The new downtown plaza has already been coined the “MAP,” a catchy little acronym for the Missoula Art Park. It sits between the Missoula Art Museum and Adventure Cycling, and saw its grand opening on the eve of Earth Day 2017.
“It’s a pretty fabulous piece of business,” Mayor John Engen told the throng of supporters who gathered for the unveiling. “Art feeds the soul, it feeds the spirit, and it ensures we speak a common language. As long as we speak a common language, there’s hope for this world.”

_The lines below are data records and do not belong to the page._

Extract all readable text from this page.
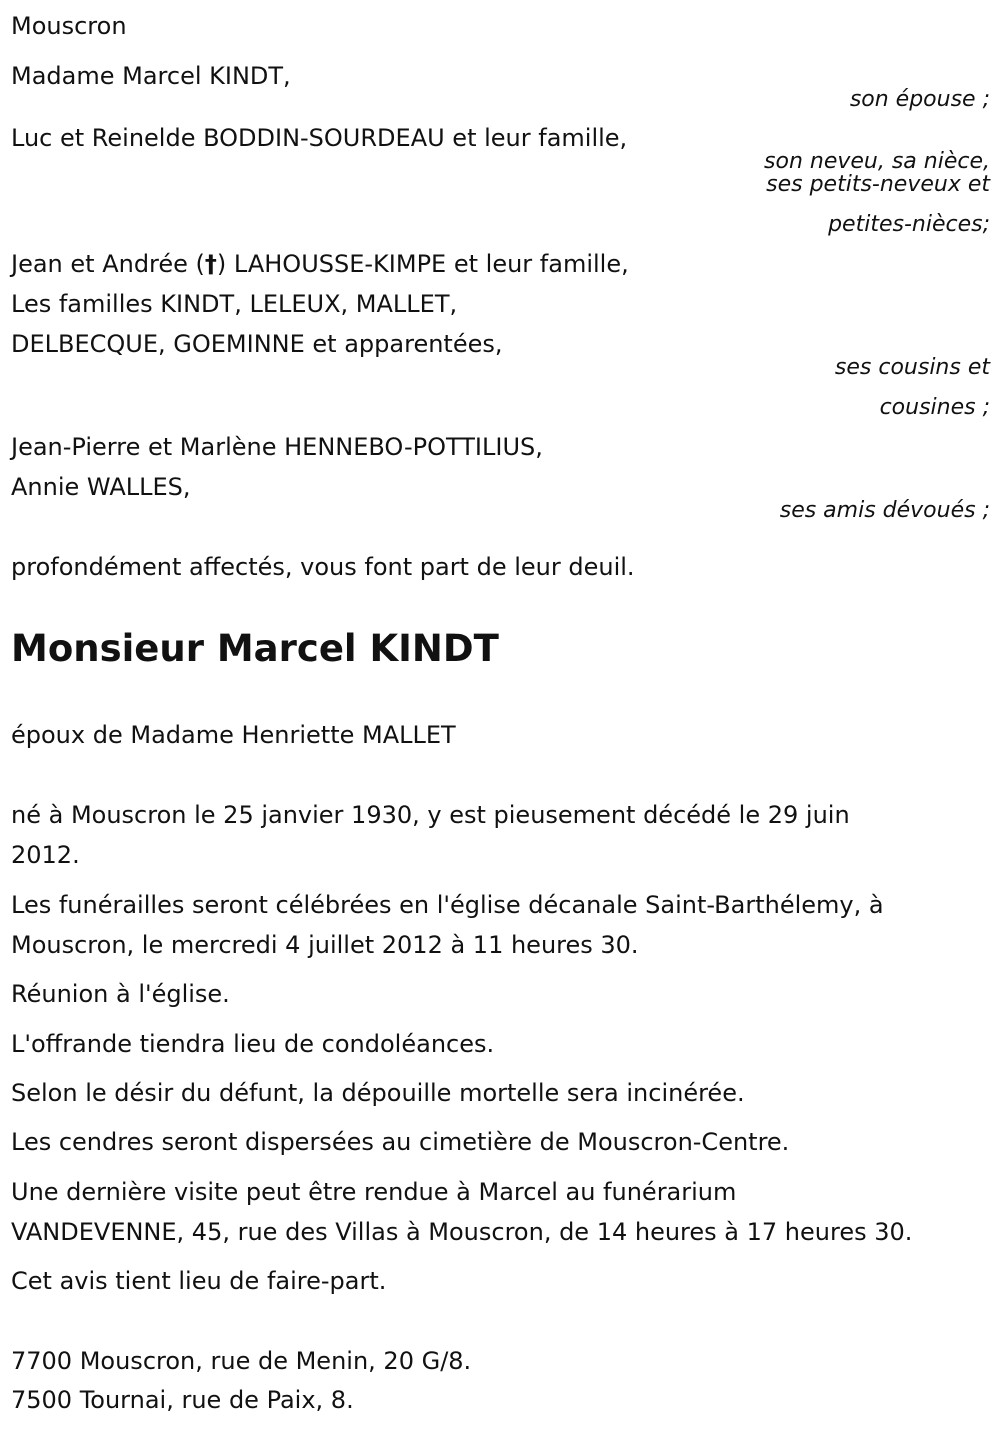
Mouscron

Madame Marcel KINDT,

son épouse ;

Luc et Reinelde BODDIN-SOURDEAU et leur famille,

son neveu, sa nièce,

ses petits-neveux et

petites-nièces;

Jean et Andrée (†) LAHOUSSE-KIMPE et leur famille,

Les familles KINDT, LELEUX, MALLET,

DELBECQUE, GOEMINNE et apparentées,

ses cousins et

cousines ;

Jean-Pierre et Marlène HENNEBO-POTTILIUS,

Annie WALLES,

ses amis dévoués ;

profondément affectés, vous font part de leur deuil.

Monsieur Marcel KINDT

époux de Madame Henriette MALLET

né à Mouscron le 25 janvier 1930, y est pieusement décédé le 29 juin

2012.

Les funérailles seront célébrées en l'église décanale Saint-Barthélemy, à

Mouscron, le mercredi 4 juillet 2012 à 11 heures 30.

Réunion à l'église.

L'offrande tiendra lieu de condoléances.

Selon le désir du défunt, la dépouille mortelle sera incinérée.

Les cendres seront dispersées au cimetière de Mouscron-Centre.

Une dernière visite peut être rendue à Marcel au funérarium

VANDEVENNE, 45, rue des Villas à Mouscron, de 14 heures à 17 heures 30.

Cet avis tient lieu de faire-part.

7700 Mouscron, rue de Menin, 20 G/8.

7500 Tournai, rue de Paix, 8.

Back in August of last year, a group of community leaders and artists gathered on this patch of ground to sink their golden shovels into the grassy earth.
Many of them returned on Friday to celebrate the work that has taken place over the past nine months, transforming a blasé downtown intersection into a new central attraction. The effort capped a collaboration between the MAM, Adventure Cycling and the city of Missoula, among other partners.
“The artwork you’re standing next to, or sitting on in some cases, is part of the inaugural exhibition, By the Bike,” said Brandon Reintjes, senior curator at the MAM. “The artists were encouraged to make an artwork that responded physically or conceptually to the idea of the bike – the bike as the highest pinnacle of human evolution. We’re excited about the pieces they came up with.”
The inaugural pieces can be left to interpretation, though their ode to the bicycle is undeniable. Some tower high overhead, spinning in the wind. Others are welded from the remnants of twisted bicycle frames.
The exhibits include the work of Ann Appleby, Kim Reineking, Whitney Ford-Terry, Keith Goodhart, Jeremy Hatch and Patrick Zentz.
Clad in a blazer and sunglasses, Zentz said he commissioned his first piece of public art in Seattle many years ago. His final piece, commissioned last decade, involved a board of 37 people who had little understanding of public art, and that soured him on the process.
The opportunity to start fresh in Missoula, unencumbered by an overbearing board, brought joy back into the effort of imagining art in space. The result, Zentz said, has impact in its subtlety.
“It puts art in your way, in an incidental way, in the daily course of your life,” said Zentz. “If it inspires you, it works. If it doesn’t, you can walk right by and it doesn’t matter. It gives you the option of having a change in your perspective on things.”
In a nod to Earth Day, the new downtown plaza also includes the latest technology in urban forestry. Chris Boza, the city’s urban forester, said the park sits atop silva cells, allowing additional topsoil that increases the rooting area available to urban trees.
The technology represents the first installation of its kind in the state of Montana.
“If you look at some of the trees in the downtown area, for as long as they’ve been here, they’re a quarter of the size they’d typically be at the age they are now,” said Boza. “With silva cells, we can increase the amount of rooting space for those particular trees, allowing them to grow to meet their full potential and provide us with the shade, ambiance and aesthetic qualities we’re looking for.”